Failure to Immediately Report Staff-to-Resident Neglect During Mechanical Lift Transfer
Penalty
Summary
A deficiency occurred when the facility failed to immediately report an instance of staff-to-resident neglect to the Administrator. The incident involved a resident with morbid obesity, diabetes type 2, congestive heart failure, and limited range of motion in both lower extremities, who was totally dependent on staff for transfers. During a mechanical lift transfer, a Certified Nursing Assistant (CNA) left the resident suspended in a lift sling above a shower chair after becoming upset with the resident, who was expressing concerns about the transfer. The resident was left alone in this position for approximately ten minutes, unable to reach the call light, until two other staff members responded to his calls for help and completed the transfer. The resident was not injured and did not report emotional trauma from the event. The incident was not documented in the resident's nursing progress notes, and the CNA involved admitted to performing the transfer alone, contrary to the care plan requiring two staff members. The CNA stated he left the room to de-escalate the situation after the resident became verbally aggressive. Other staff members who witnessed the aftermath of the incident did not immediately notify management.

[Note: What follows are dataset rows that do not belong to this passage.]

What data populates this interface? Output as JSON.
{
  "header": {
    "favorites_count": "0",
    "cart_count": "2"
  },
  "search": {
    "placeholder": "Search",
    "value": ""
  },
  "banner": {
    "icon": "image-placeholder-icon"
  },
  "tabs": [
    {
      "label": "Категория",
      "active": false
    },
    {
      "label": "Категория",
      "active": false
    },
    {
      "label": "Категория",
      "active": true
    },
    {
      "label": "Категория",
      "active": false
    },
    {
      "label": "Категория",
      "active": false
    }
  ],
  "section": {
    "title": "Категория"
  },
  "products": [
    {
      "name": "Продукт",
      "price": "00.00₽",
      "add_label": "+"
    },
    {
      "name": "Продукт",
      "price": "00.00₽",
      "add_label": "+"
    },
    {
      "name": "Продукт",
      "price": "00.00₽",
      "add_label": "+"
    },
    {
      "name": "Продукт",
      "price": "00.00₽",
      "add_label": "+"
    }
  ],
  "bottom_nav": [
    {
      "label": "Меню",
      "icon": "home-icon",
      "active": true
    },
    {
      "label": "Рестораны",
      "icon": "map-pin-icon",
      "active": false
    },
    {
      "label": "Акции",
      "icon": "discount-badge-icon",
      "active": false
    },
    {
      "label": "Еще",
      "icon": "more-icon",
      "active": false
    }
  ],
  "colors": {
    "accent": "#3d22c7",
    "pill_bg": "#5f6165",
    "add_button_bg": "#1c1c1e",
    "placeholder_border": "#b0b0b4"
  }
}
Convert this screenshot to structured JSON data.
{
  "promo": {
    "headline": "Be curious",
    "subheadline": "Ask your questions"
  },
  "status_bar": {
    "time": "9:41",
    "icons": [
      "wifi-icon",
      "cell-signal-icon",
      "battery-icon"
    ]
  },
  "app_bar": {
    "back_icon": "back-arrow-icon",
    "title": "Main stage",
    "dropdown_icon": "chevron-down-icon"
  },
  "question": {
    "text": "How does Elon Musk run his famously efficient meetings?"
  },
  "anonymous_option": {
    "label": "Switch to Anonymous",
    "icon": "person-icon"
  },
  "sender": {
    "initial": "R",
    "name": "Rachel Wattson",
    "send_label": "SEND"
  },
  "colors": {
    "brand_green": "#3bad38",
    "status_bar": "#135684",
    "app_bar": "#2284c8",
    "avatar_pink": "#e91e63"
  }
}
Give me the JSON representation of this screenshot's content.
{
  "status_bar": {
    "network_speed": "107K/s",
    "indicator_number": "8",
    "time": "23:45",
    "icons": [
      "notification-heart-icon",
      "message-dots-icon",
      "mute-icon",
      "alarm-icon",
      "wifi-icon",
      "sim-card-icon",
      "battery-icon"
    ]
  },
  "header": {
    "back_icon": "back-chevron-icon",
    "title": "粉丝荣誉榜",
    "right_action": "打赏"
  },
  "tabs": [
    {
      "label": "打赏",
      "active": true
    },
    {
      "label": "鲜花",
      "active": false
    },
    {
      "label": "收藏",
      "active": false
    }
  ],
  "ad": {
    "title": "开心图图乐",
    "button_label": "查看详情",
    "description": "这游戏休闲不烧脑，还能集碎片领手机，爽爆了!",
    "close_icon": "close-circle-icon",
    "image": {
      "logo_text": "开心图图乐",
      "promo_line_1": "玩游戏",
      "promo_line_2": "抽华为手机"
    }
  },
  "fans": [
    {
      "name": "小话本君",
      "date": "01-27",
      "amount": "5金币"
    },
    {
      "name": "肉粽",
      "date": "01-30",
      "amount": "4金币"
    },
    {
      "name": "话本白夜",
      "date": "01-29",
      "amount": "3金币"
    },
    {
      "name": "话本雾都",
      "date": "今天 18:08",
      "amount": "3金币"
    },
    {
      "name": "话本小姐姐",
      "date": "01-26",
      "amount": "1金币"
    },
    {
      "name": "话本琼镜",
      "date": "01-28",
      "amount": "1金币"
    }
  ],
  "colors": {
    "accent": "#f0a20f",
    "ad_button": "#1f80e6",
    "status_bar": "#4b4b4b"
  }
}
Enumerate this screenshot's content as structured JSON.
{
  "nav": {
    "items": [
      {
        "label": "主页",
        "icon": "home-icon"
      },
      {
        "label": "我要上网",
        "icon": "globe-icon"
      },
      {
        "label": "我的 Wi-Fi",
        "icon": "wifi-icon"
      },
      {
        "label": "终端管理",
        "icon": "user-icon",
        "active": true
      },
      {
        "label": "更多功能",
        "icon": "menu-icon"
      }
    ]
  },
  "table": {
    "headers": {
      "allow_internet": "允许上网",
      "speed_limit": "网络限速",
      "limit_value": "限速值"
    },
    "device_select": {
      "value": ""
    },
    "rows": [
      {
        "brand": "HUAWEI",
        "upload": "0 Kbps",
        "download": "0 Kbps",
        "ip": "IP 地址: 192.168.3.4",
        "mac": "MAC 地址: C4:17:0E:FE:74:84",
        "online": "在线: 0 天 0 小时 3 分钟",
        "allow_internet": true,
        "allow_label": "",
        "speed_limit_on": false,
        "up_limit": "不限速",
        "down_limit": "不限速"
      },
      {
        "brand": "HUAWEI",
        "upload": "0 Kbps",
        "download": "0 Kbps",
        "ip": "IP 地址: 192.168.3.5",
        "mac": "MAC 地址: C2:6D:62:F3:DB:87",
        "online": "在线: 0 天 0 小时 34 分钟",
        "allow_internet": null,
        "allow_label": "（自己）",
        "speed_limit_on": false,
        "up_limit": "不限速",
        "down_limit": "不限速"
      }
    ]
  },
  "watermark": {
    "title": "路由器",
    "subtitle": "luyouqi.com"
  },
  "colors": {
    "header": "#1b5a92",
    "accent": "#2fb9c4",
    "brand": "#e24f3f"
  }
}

The Administrator became aware of the event only after being informed by a nurse the following morning, and no incident report was filed because the resident stated he did not feel neglected or abused. The facility's Abuse Prevention and Reporting Policy requires immediate reporting of any incident, allegation, or suspicion of potential abuse or neglect to the Administrator, and timely external reporting to the state surveying agency. In this case, the required internal reporting procedures were not followed, as the incident was not reported immediately to the Administrator, nor was an incident report completed as required by policy.